直到受邀參加OGC開場表演的前輩缺一個伴舞,兩個人的矛盾才算是真正爆發。前輩當時已經紅遍大半個歌壇,就連禦用伴舞團也頗受關注連帶著身價不停地漲。那次表演有個伴舞受傷了,需要一個臨時頂上的替舞。前輩對伴舞要求極高,親自來練習室挑選,一眼就相中了初橙。要知道,對當時的練習生來說,能跟著這樣一位當紅的藝人上台表演,簡直是她們夢寐以求的事情。

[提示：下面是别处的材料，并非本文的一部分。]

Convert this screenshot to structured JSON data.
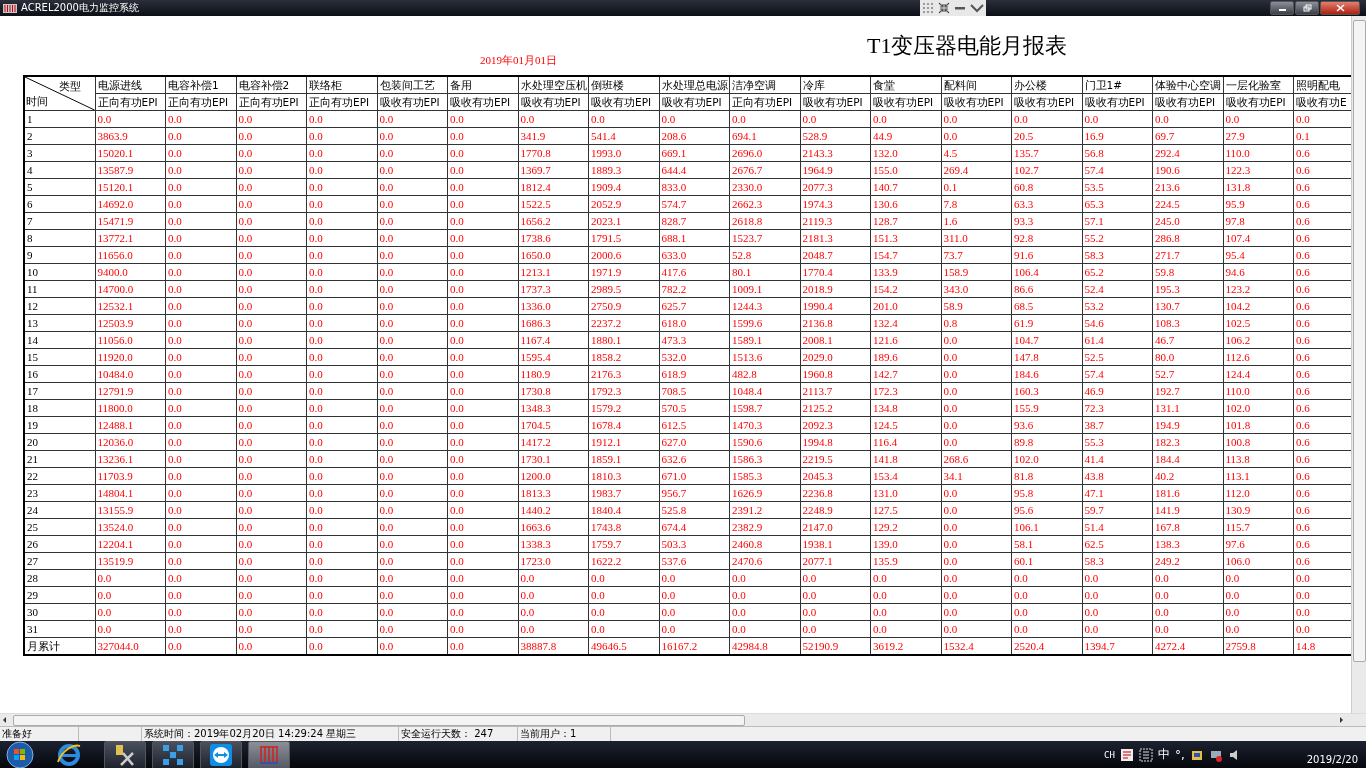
{
  "window": {
    "title": "ACREL2000电力监控系统"
  },
  "report": {
    "date": "2019年01月01日",
    "title": "T1变压器电能月报表",
    "corner": {
      "top": "类型",
      "bottom": "时间"
    },
    "columns": [
      {
        "name": "电源进线",
        "measure": "正向有功EPI"
      },
      {
        "name": "电容补偿1",
        "measure": "正向有功EPI"
      },
      {
        "name": "电容补偿2",
        "measure": "正向有功EPI"
      },
      {
        "name": "联络柜",
        "measure": "正向有功EPI"
      },
      {
        "name": "包装间工艺",
        "measure": "吸收有功EPI"
      },
      {
        "name": "备用",
        "measure": "吸收有功EPI"
      },
      {
        "name": "水处理空压机",
        "measure": "吸收有功EPI"
      },
      {
        "name": "倒班楼",
        "measure": "吸收有功EPI"
      },
      {
        "name": "水处理总电源",
        "measure": "吸收有功EPI"
      },
      {
        "name": "洁净空调",
        "measure": "正向有功EPI"
      },
      {
        "name": "冷库",
        "measure": "吸收有功EPI"
      },
      {
        "name": "食堂",
        "measure": "吸收有功EPI"
      },
      {
        "name": "配料间",
        "measure": "吸收有功EPI"
      },
      {
        "name": "办公楼",
        "measure": "吸收有功EPI"
      },
      {
        "name": "门卫1#",
        "measure": "吸收有功EPI"
      },
      {
        "name": "体验中心空调",
        "measure": "吸收有功EPI"
      },
      {
        "name": "一层化验室",
        "measure": "吸收有功EPI"
      },
      {
        "name": "照明配电",
        "measure": "吸收有功E"
      }
    ],
    "rows": [
      {
        "label": "1",
        "values": [
          "0.0",
          "0.0",
          "0.0",
          "0.0",
          "0.0",
          "0.0",
          "0.0",
          "0.0",
          "0.0",
          "0.0",
          "0.0",
          "0.0",
          "0.0",
          "0.0",
          "0.0",
          "0.0",
          "0.0",
          "0.0"
        ]
      },
      {
        "label": "2",
        "values": [
          "3863.9",
          "0.0",
          "0.0",
          "0.0",
          "0.0",
          "0.0",
          "341.9",
          "541.4",
          "208.6",
          "694.1",
          "528.9",
          "44.9",
          "0.0",
          "20.5",
          "16.9",
          "69.7",
          "27.9",
          "0.1"
        ]
      },
      {
        "label": "3",
        "values": [
          "15020.1",
          "0.0",
          "0.0",
          "0.0",
          "0.0",
          "0.0",
          "1770.8",
          "1993.0",
          "669.1",
          "2696.0",
          "2143.3",
          "132.0",
          "4.5",
          "135.7",
          "56.8",
          "292.4",
          "110.0",
          "0.6"
        ]
      },
      {
        "label": "4",
        "values": [
          "13587.9",
          "0.0",
          "0.0",
          "0.0",
          "0.0",
          "0.0",
          "1369.7",
          "1889.3",
          "644.4",
          "2676.7",
          "1964.9",
          "155.0",
          "269.4",
          "102.7",
          "57.4",
          "190.6",
          "122.3",
          "0.6"
        ]
      },
      {
        "label": "5",
        "values": [
          "15120.1",
          "0.0",
          "0.0",
          "0.0",
          "0.0",
          "0.0",
          "1812.4",
          "1909.4",
          "833.0",
          "2330.0",
          "2077.3",
          "140.7",
          "0.1",
          "60.8",
          "53.5",
          "213.6",
          "131.8",
          "0.6"
        ]
      },
      {
        "label": "6",
        "values": [
          "14692.0",
          "0.0",
          "0.0",
          "0.0",
          "0.0",
          "0.0",
          "1522.5",
          "2052.9",
          "574.7",
          "2662.3",
          "1974.3",
          "130.6",
          "7.8",
          "63.3",
          "65.3",
          "224.5",
          "95.9",
          "0.6"
        ]
      },
      {
        "label": "7",
        "values": [
          "15471.9",
          "0.0",
          "0.0",
          "0.0",
          "0.0",
          "0.0",
          "1656.2",
          "2023.1",
          "828.7",
          "2618.8",
          "2119.3",
          "128.7",
          "1.6",
          "93.3",
          "57.1",
          "245.0",
          "97.8",
          "0.6"
        ]
      },
      {
        "label": "8",
        "values": [
          "13772.1",
          "0.0",
          "0.0",
          "0.0",
          "0.0",
          "0.0",
          "1738.6",
          "1791.5",
          "688.1",
          "1523.7",
          "2181.3",
          "151.3",
          "311.0",
          "92.8",
          "55.2",
          "286.8",
          "107.4",
          "0.6"
        ]
      },
      {
        "label": "9",
        "values": [
          "11656.0",
          "0.0",
          "0.0",
          "0.0",
          "0.0",
          "0.0",
          "1650.0",
          "2000.6",
          "633.0",
          "52.8",
          "2048.7",
          "154.7",
          "73.7",
          "91.6",
          "58.3",
          "271.7",
          "95.4",
          "0.6"
        ]
      },
      {
        "label": "10",
        "values": [
          "9400.0",
          "0.0",
          "0.0",
          "0.0",
          "0.0",
          "0.0",
          "1213.1",
          "1971.9",
          "417.6",
          "80.1",
          "1770.4",
          "133.9",
          "158.9",
          "106.4",
          "65.2",
          "59.8",
          "94.6",
          "0.6"
        ]
      },
      {
        "label": "11",
        "values": [
          "14700.0",
          "0.0",
          "0.0",
          "0.0",
          "0.0",
          "0.0",
          "1737.3",
          "2989.5",
          "782.2",
          "1009.1",
          "2018.9",
          "154.2",
          "343.0",
          "86.6",
          "52.4",
          "195.3",
          "123.2",
          "0.6"
        ]
      },
      {
        "label": "12",
        "values": [
          "12532.1",
          "0.0",
          "0.0",
          "0.0",
          "0.0",
          "0.0",
          "1336.0",
          "2750.9",
          "625.7",
          "1244.3",
          "1990.4",
          "201.0",
          "58.9",
          "68.5",
          "53.2",
          "130.7",
          "104.2",
          "0.6"
        ]
      },
      {
        "label": "13",
        "values": [
          "12503.9",
          "0.0",
          "0.0",
          "0.0",
          "0.0",
          "0.0",
          "1686.3",
          "2237.2",
          "618.0",
          "1599.6",
          "2136.8",
          "132.4",
          "0.8",
          "61.9",
          "54.6",
          "108.3",
          "102.5",
          "0.6"
        ]
      },
      {
        "label": "14",
        "values": [
          "11056.0",
          "0.0",
          "0.0",
          "0.0",
          "0.0",
          "0.0",
          "1167.4",
          "1880.1",
          "473.3",
          "1589.1",
          "2008.1",
          "121.6",
          "0.0",
          "104.7",
          "61.4",
          "46.7",
          "106.2",
          "0.6"
        ]
      },
      {
        "label": "15",
        "values": [
          "11920.0",
          "0.0",
          "0.0",
          "0.0",
          "0.0",
          "0.0",
          "1595.4",
          "1858.2",
          "532.0",
          "1513.6",
          "2029.0",
          "189.6",
          "0.0",
          "147.8",
          "52.5",
          "80.0",
          "112.6",
          "0.6"
        ]
      },
      {
        "label": "16",
        "values": [
          "10484.0",
          "0.0",
          "0.0",
          "0.0",
          "0.0",
          "0.0",
          "1180.9",
          "2176.3",
          "618.9",
          "482.8",
          "1960.8",
          "142.7",
          "0.0",
          "184.6",
          "57.4",
          "52.7",
          "124.4",
          "0.6"
        ]
      },
      {
        "label": "17",
        "values": [
          "12791.9",
          "0.0",
          "0.0",
          "0.0",
          "0.0",
          "0.0",
          "1730.8",
          "1792.3",
          "708.5",
          "1048.4",
          "2113.7",
          "172.3",
          "0.0",
          "160.3",
          "46.9",
          "192.7",
          "110.0",
          "0.6"
        ]
      },
      {
        "label": "18",
        "values": [
          "11800.0",
          "0.0",
          "0.0",
          "0.0",
          "0.0",
          "0.0",
          "1348.3",
          "1579.2",
          "570.5",
          "1598.7",
          "2125.2",
          "134.8",
          "0.0",
          "155.9",
          "72.3",
          "131.1",
          "102.0",
          "0.6"
        ]
      },
      {
        "label": "19",
        "values": [
          "12488.1",
          "0.0",
          "0.0",
          "0.0",
          "0.0",
          "0.0",
          "1704.5",
          "1678.4",
          "612.5",
          "1470.3",
          "2092.3",
          "124.5",
          "0.0",
          "93.6",
          "38.7",
          "194.9",
          "101.8",
          "0.6"
        ]
      },
      {
        "label": "20",
        "values": [
          "12036.0",
          "0.0",
          "0.0",
          "0.0",
          "0.0",
          "0.0",
          "1417.2",
          "1912.1",
          "627.0",
          "1590.6",
          "1994.8",
          "116.4",
          "0.0",
          "89.8",
          "55.3",
          "182.3",
          "100.8",
          "0.6"
        ]
      },
      {
        "label": "21",
        "values": [
          "13236.1",
          "0.0",
          "0.0",
          "0.0",
          "0.0",
          "0.0",
          "1730.1",
          "1859.1",
          "632.6",
          "1586.3",
          "2219.5",
          "141.8",
          "268.6",
          "102.0",
          "41.4",
          "184.4",
          "113.8",
          "0.6"
        ]
      },
      {
        "label": "22",
        "values": [
          "11703.9",
          "0.0",
          "0.0",
          "0.0",
          "0.0",
          "0.0",
          "1200.0",
          "1810.3",
          "671.0",
          "1585.3",
          "2045.3",
          "153.4",
          "34.1",
          "81.8",
          "43.8",
          "40.2",
          "113.1",
          "0.6"
        ]
      },
      {
        "label": "23",
        "values": [
          "14804.1",
          "0.0",
          "0.0",
          "0.0",
          "0.0",
          "0.0",
          "1813.3",
          "1983.7",
          "956.7",
          "1626.9",
          "2236.8",
          "131.0",
          "0.0",
          "95.8",
          "47.1",
          "181.6",
          "112.0",
          "0.6"
        ]
      },
      {
        "label": "24",
        "values": [
          "13155.9",
          "0.0",
          "0.0",
          "0.0",
          "0.0",
          "0.0",
          "1440.2",
          "1840.4",
          "525.8",
          "2391.2",
          "2248.9",
          "127.5",
          "0.0",
          "95.6",
          "59.7",
          "141.9",
          "130.9",
          "0.6"
        ]
      },
      {
        "label": "25",
        "values": [
          "13524.0",
          "0.0",
          "0.0",
          "0.0",
          "0.0",
          "0.0",
          "1663.6",
          "1743.8",
          "674.4",
          "2382.9",
          "2147.0",
          "129.2",
          "0.0",
          "106.1",
          "51.4",
          "167.8",
          "115.7",
          "0.6"
        ]
      },
      {
        "label": "26",
        "values": [
          "12204.1",
          "0.0",
          "0.0",
          "0.0",
          "0.0",
          "0.0",
          "1338.3",
          "1759.7",
          "503.3",
          "2460.8",
          "1938.1",
          "139.0",
          "0.0",
          "58.1",
          "62.5",
          "138.3",
          "97.6",
          "0.6"
        ]
      },
      {
        "label": "27",
        "values": [
          "13519.9",
          "0.0",
          "0.0",
          "0.0",
          "0.0",
          "0.0",
          "1723.0",
          "1622.2",
          "537.6",
          "2470.6",
          "2077.1",
          "135.9",
          "0.0",
          "60.1",
          "58.3",
          "249.2",
          "106.0",
          "0.6"
        ]
      },
      {
        "label": "28",
        "values": [
          "0.0",
          "0.0",
          "0.0",
          "0.0",
          "0.0",
          "0.0",
          "0.0",
          "0.0",
          "0.0",
          "0.0",
          "0.0",
          "0.0",
          "0.0",
          "0.0",
          "0.0",
          "0.0",
          "0.0",
          "0.0"
        ]
      },
      {
        "label": "29",
        "values": [
          "0.0",
          "0.0",
          "0.0",
          "0.0",
          "0.0",
          "0.0",
          "0.0",
          "0.0",
          "0.0",
          "0.0",
          "0.0",
          "0.0",
          "0.0",
          "0.0",
          "0.0",
          "0.0",
          "0.0",
          "0.0"
        ]
      },
      {
        "label": "30",
        "values": [
          "0.0",
          "0.0",
          "0.0",
          "0.0",
          "0.0",
          "0.0",
          "0.0",
          "0.0",
          "0.0",
          "0.0",
          "0.0",
          "0.0",
          "0.0",
          "0.0",
          "0.0",
          "0.0",
          "0.0",
          "0.0"
        ]
      },
      {
        "label": "31",
        "values": [
          "0.0",
          "0.0",
          "0.0",
          "0.0",
          "0.0",
          "0.0",
          "0.0",
          "0.0",
          "0.0",
          "0.0",
          "0.0",
          "0.0",
          "0.0",
          "0.0",
          "0.0",
          "0.0",
          "0.0",
          "0.0"
        ]
      }
    ],
    "total": {
      "label": "月累计",
      "values": [
        "327044.0",
        "0.0",
        "0.0",
        "0.0",
        "0.0",
        "0.0",
        "38887.8",
        "49646.5",
        "16167.2",
        "42984.8",
        "52190.9",
        "3619.2",
        "1532.4",
        "2520.4",
        "1394.7",
        "4272.4",
        "2759.8",
        "14.8"
      ]
    }
  },
  "status_bar": {
    "ready": "准备好",
    "system_time": "系统时间：2019年02月20日  14:29:24   星期三",
    "safe_days": "安全运行天数：  247",
    "user": "当前用户：1"
  },
  "taskbar": {
    "tray": {
      "lang": "CH",
      "ime": "中",
      "punct": "°,",
      "date": "2019/2/20"
    }
  }
}
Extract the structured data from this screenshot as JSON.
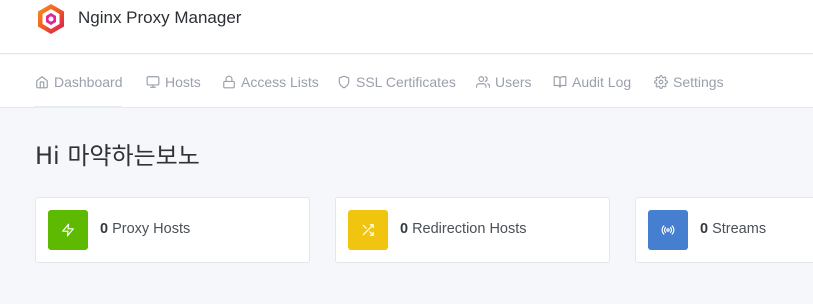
{
  "app": {
    "title": "Nginx Proxy Manager"
  },
  "nav": {
    "items": [
      {
        "label": "Dashboard",
        "icon": "home-icon"
      },
      {
        "label": "Hosts",
        "icon": "monitor-icon"
      },
      {
        "label": "Access Lists",
        "icon": "lock-icon"
      },
      {
        "label": "SSL Certificates",
        "icon": "shield-icon"
      },
      {
        "label": "Users",
        "icon": "users-icon"
      },
      {
        "label": "Audit Log",
        "icon": "book-icon"
      },
      {
        "label": "Settings",
        "icon": "gear-icon"
      }
    ]
  },
  "greeting": "Hi 마약하는보노",
  "stats": [
    {
      "count": "0",
      "label": "Proxy Hosts",
      "icon": "zap-icon",
      "color": "#5eba00"
    },
    {
      "count": "0",
      "label": "Redirection Hosts",
      "icon": "shuffle-icon",
      "color": "#f1c40f"
    },
    {
      "count": "0",
      "label": "Streams",
      "icon": "radio-icon",
      "color": "#467fcf"
    }
  ],
  "colors": {
    "nav_text": "#9aa0ac",
    "page_bg": "#f5f7fb",
    "logo_orange": "#f15a24",
    "logo_pink": "#e0249a"
  }
}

韓怡卻對此很不服氣,語氣不善地問當時負責她們全體練習生的經紀人:“憑什麼是初橙?”
“你這是什麼語氣?是初橙就是初橙,隻能說在這個舞蹈上,她確實比你優秀,實力說話,你有空在這裏發脾氣,不如多去練習。”
韓怡一口氣憋了很久都咽不下去。到初橙要去上台的那一天,她故意撞了撞對方的肩膀,害得初橙從幾級台階上摔了下去。
初橙的性子卻是極為倔強的,她皺著眉,強忍著腳踝處的痛,咬咬牙,攀著扶手站起來:“你平時給我使小絆子,我不是不知道,隻是不想搞得大家難堪,我不反擊你,也不是承認你的做法就是對的,不過是不想攪得腥風血雨。在這個舞上,我比你優秀,所以我有資格上台。你不想讓我去,我就偏偏要去。”
對方想把她拉到泥濘裏,但她怎麼可能讓人如願。她是不喜爭搶,也不會惦記著、眼紅著別人有什麼,但不代表她會把靠自己努力爭取而來的東西拱手讓人,屬於她的東西,她也不會讓人搶走。
她強忍著痛意,在路上藥店買了止痛藥。
初橙提前到了現場,找了一個沒有人經過的安全通道的樓梯自我冷靜。回想自己當練習生經曆的辛苦、韓怡對她的種種為難,以及腳踝上無法忽視的疼痛感,都令她委屈而無助。明明她什麼都沒有做錯,卻要遭受無端迫害,一想到這就忍不住想哭,但又怕臉上的妝花了,不得不微微仰起頭,讓淚水在眼眶裏打轉。
輕聲抽泣間,她聽見有人喊她。
“喂,你沒事吧?”
初橙扭過頭,望向聲音的來源。
身形修長的少年,一頭烏黑的短發,額前的碎發低垂了下來,眼神冷淡,嘴唇微抿。身著一身黑色的休閑服,外套拉鏈拉得嚴嚴實實,領子直直豎起,遮住了下巴。陽光打在他的臉上,襯托出一種淡漠的帥氣,盡管如此,也遮不住身上的少年氣。
初橙這才反應過來:“我沒事。”
少年皺了皺眉:“你沒事那哭什麼?”
初橙還沒來得及回答,聽見了越來越近的腳步聲。
“喲,這不是今年突然冒出來的新人王嗎?賽區冠軍又怎麼樣,你看看外麵,有多少人認識你們kpv啊,你再看看有多少觀眾是你們的粉絲啊?在這幹嘛呢,知道你們那個小戰隊遲早要輸,躲起來不敢見人嗎?不過輸了也沒關係,小戰隊嘛,又沒有多少專門為你們而來的粉絲,輸了也不用愧疚。”
對方染了一頭紫發,語氣裏滿是挑釁和不屑。
短短的幾句話,初橙卻明白了。自己眼前的少年大概是今年的新人,實力強勁,卻被“紫毛”嫉妒從而來找麻煩。
她覺得,這個少年的經曆和自己像極了,頗有些“同是天涯淪落人”的惺惺相惜之感。
初橙站起來,盯著對方:“誰說他沒粉絲了,我就是。你有空在這說大話,不如回去好好練習,到時候輸了你才丟臉。”
紫毛一臉好笑的表情,仿佛聽見了什麼天大的笑話:“小妹妹,你覺得我們這種老牌戰隊有可能輸給這種毛還沒長齊的小朋友嗎?哦,對了,你懂我們電競圈嗎?不了解就不要亂替他出氣。”